Lecture 03 Notes
Geocentric models
Prediction without explanation. The geocentric model has epicycles and Earth is the center of the universe.
Linear regressions are geocentric - they describe associations, make predictions bubt are mechanically wrong. Therefore, they are useful when handled with care.
Normal distribution
Summed fluctuations tend towards the normal distribution
For estimating only the mean and variance, the normal distribution is the least informative distribution (maxent).
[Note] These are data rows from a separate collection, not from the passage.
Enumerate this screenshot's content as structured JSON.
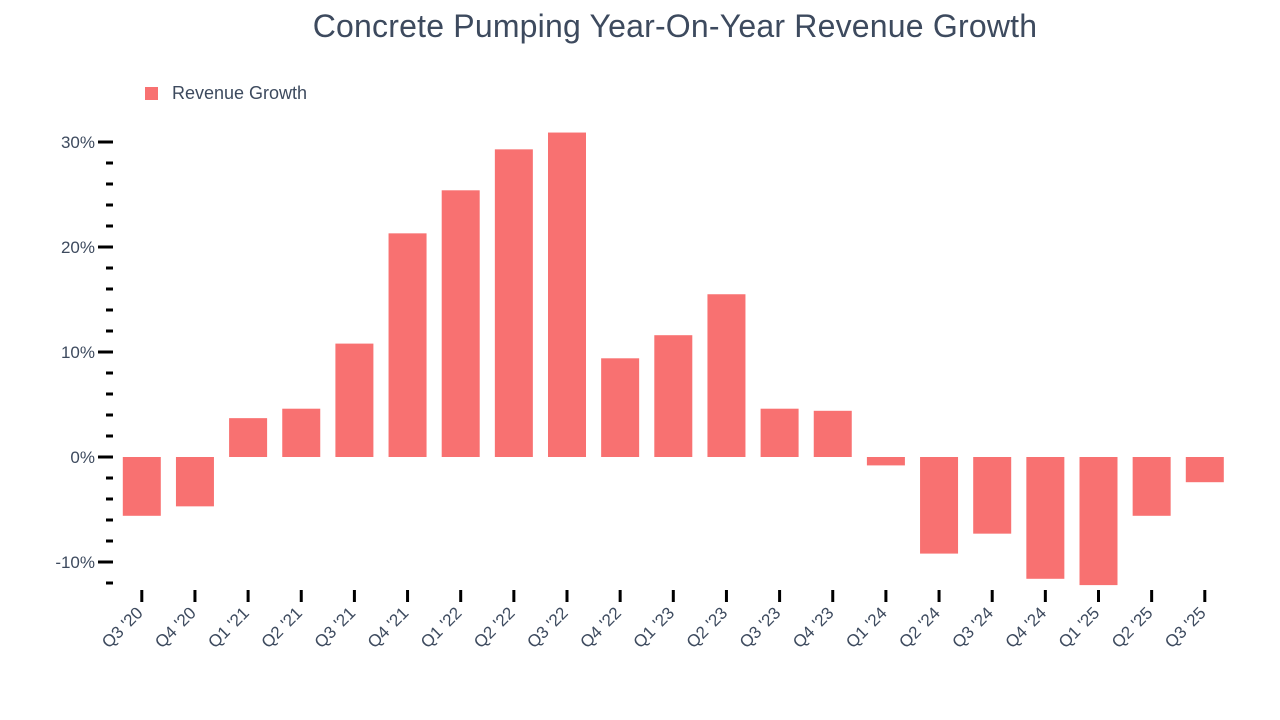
{
  "title": "Concrete Pumping Year-On-Year Revenue Growth",
  "legend": {
    "label": "Revenue Growth"
  },
  "colors": {
    "bar": "#f87171",
    "text": "#3d4a5e",
    "tick": "#000000",
    "background": "#ffffff"
  },
  "chart_data": {
    "type": "bar",
    "title": "Concrete Pumping Year-On-Year Revenue Growth",
    "series_name": "Revenue Growth",
    "categories": [
      "Q3 '20",
      "Q4 '20",
      "Q1 '21",
      "Q2 '21",
      "Q3 '21",
      "Q4 '21",
      "Q1 '22",
      "Q2 '22",
      "Q3 '22",
      "Q4 '22",
      "Q1 '23",
      "Q2 '23",
      "Q3 '23",
      "Q4 '23",
      "Q1 '24",
      "Q2 '24",
      "Q3 '24",
      "Q4 '24",
      "Q1 '25",
      "Q2 '25",
      "Q3 '25"
    ],
    "values": [
      -5.6,
      -4.7,
      3.7,
      4.6,
      10.8,
      21.3,
      25.4,
      29.3,
      30.9,
      9.4,
      11.6,
      15.5,
      4.6,
      4.4,
      -0.8,
      -9.2,
      -7.3,
      -11.6,
      -12.2,
      -5.6,
      -2.4
    ],
    "unit": "%",
    "xlabel": "",
    "ylabel": "",
    "ylim": [
      -13,
      32
    ],
    "grid": false,
    "legend_position": "top-left",
    "y_axis": {
      "major_ticks": [
        {
          "value": 30,
          "label": "30%"
        },
        {
          "value": 20,
          "label": "20%"
        },
        {
          "value": 10,
          "label": "10%"
        },
        {
          "value": 0,
          "label": "0%"
        },
        {
          "value": -10,
          "label": "-10%"
        }
      ],
      "minor_tick_step": 2,
      "minor_tick_min": -12,
      "minor_tick_max": 28
    }
  }
}
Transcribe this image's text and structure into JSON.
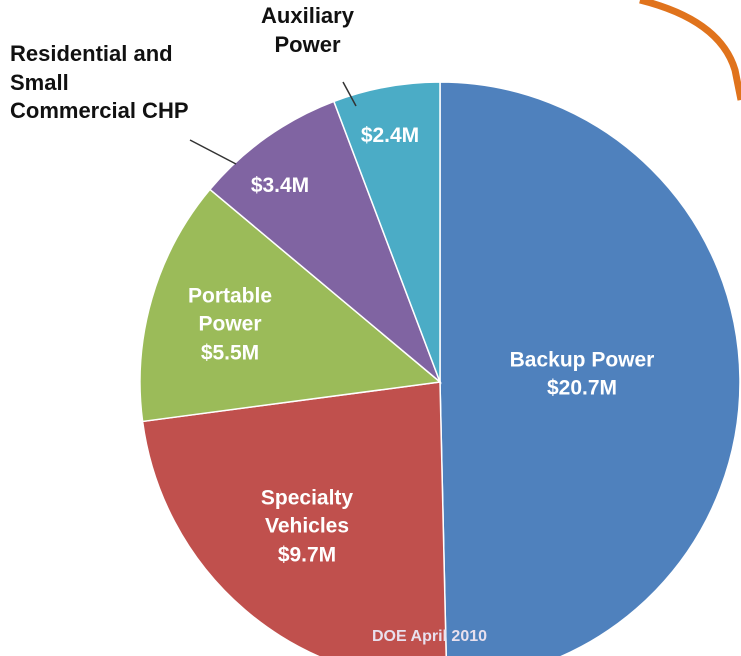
{
  "chart_data": {
    "type": "pie",
    "categories": [
      "Backup Power",
      "Specialty Vehicles",
      "Portable Power",
      "Residential and Small Commercial CHP",
      "Auxiliary Power"
    ],
    "values": [
      20.7,
      9.7,
      5.5,
      3.4,
      2.4
    ],
    "value_labels": [
      "$20.7M",
      "$9.7M",
      "$5.5M",
      "$3.4M",
      "$2.4M"
    ],
    "colors": [
      "#4f81bd",
      "#c0504d",
      "#9bbb59",
      "#8064a2",
      "#4bacc6"
    ],
    "annotation": "DOE April 2010"
  }
}
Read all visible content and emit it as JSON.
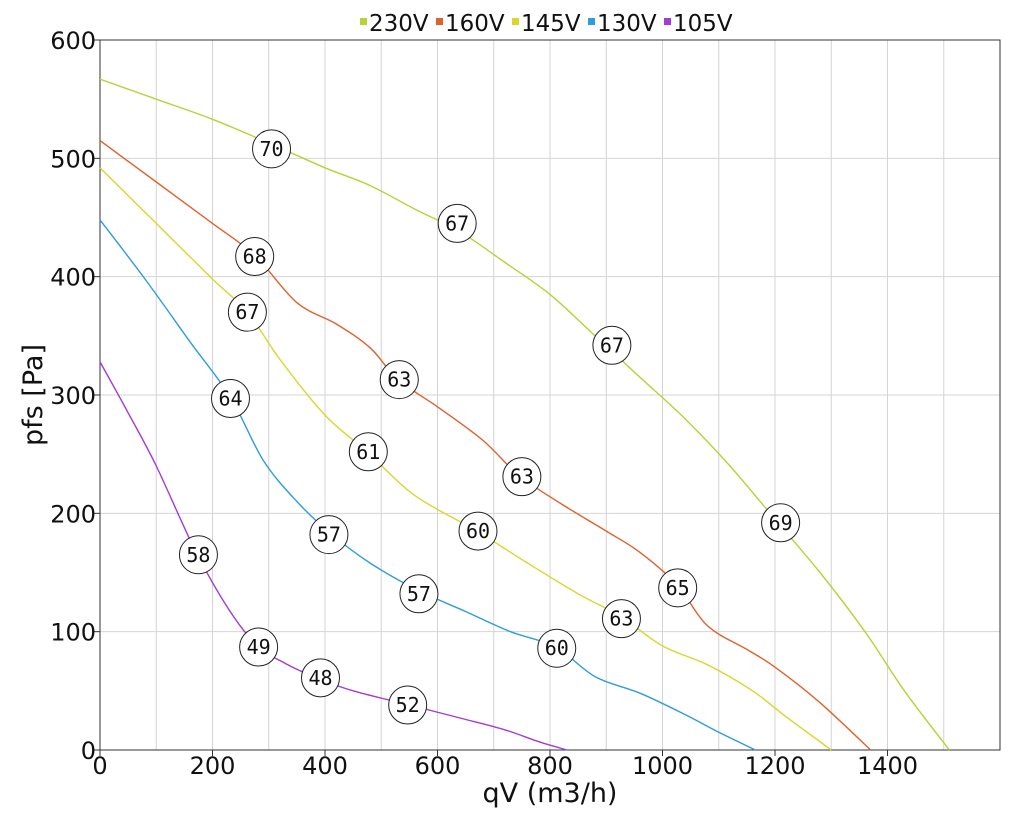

Note: variables do not have to be normally distributed for normal models to be useful.
Linear regression
Workflow
- Question/goal/estimand
- Scientific model
- Statistical model(s)
- Validate model
- Analyze data
Example: Howell data
1. Estimand
Describe the association between adult weight and height
2. Scientific model
How does height influence weight?
H -> W <- U
\(W = f(H, U)\)
“Weight is some function of height and unobserved variables”
Variables: W, U, H
Definitions:
\(W = \beta H + U\) (Equation for expected weight)
\(U_{i} \sim Normal(0, \sigma)\) (Gaussian error with standard deviation sigma)
\(H_{i} \sim Uniform(130, 170)\) (Height is uniformly distributed from 130-170 cm)
\(_{i}\) represents individuals.
There is a deterministic relationship for W and distributional relationships for U and H.
3. Statistical model
\(E(W_{i} | H_{i}) = \alpha + \beta H_{i}\)
- \(E(W_{i} | H_{i})\): average weight conditional on height
- \(\alpha\): intercept
- \(\beta H_{i}\): slope
Posterior distribution
\(Pr(\alpha, \beta, \sigma | H_{i}, W_{i}) = \frac{Pr(W_{i} | H_{i}, \alpha, \beta, \sigma) Pr (\alpha, \beta, \sigma)}{Z}\)
- \(Pr(\alpha, \beta, \sigma | H_{i}, W_{i})\): posterior probability of a specific line
- \(Pr(W_{i} | H_{i}, \alpha, \beta, \sigma)\): garden of forking data, the number of ways we could see the observations, conditional on an exact line (in this case)
- \(Pr (\alpha, \beta, \sigma)\): prior
- \(Z\): normalizing constant
Alpha, beta and sigma are unobserved variables, height and weight are observed.
The posterior distribution is proportional to the product of the number of ways the observations could arise according to our assumptions multiplied by our prior.
Prior predictive simulation
What do the observable variables look like with these priors?
\(W_{i} \sim Normal(\mu_{i}, \sigma)\)
\(\mu_{i} = \alpha + \beta H_{i}\)
\(\alpha ~ Normal(0, 10)\)
\(\beta ~ Uniform(0, 1)\)
\(\sigma ~ Uniform(0, 10)\)
When height is 0, weight is 0. Weight increases on average with height. Weight (kg) is less than height (cm). Sigma must be positive.
Priors:
- no correct priors, only scientifically justifiable priors.
- justify with information outside the data, like the rest of the model
- priors become more important as models get more complex
- always simulate from the priors, better than trying to intuit what they mean from the definitions
4. Validate model
Test statistical model with simulated observations from scientific model. Stronger test: simulation-based calibration
- simulate individuals with known parameters from scientific model
- use model to determine if it can recover parameters
- use a large sample
- test with different values and sample sizes
5. Analyze the data
Once you’ve done steps 1-4, you can just drop in the real data.
Parameters are not independent, do not interpret them separately.
Use the posterior distribution to generate predictions then describe and interpret those.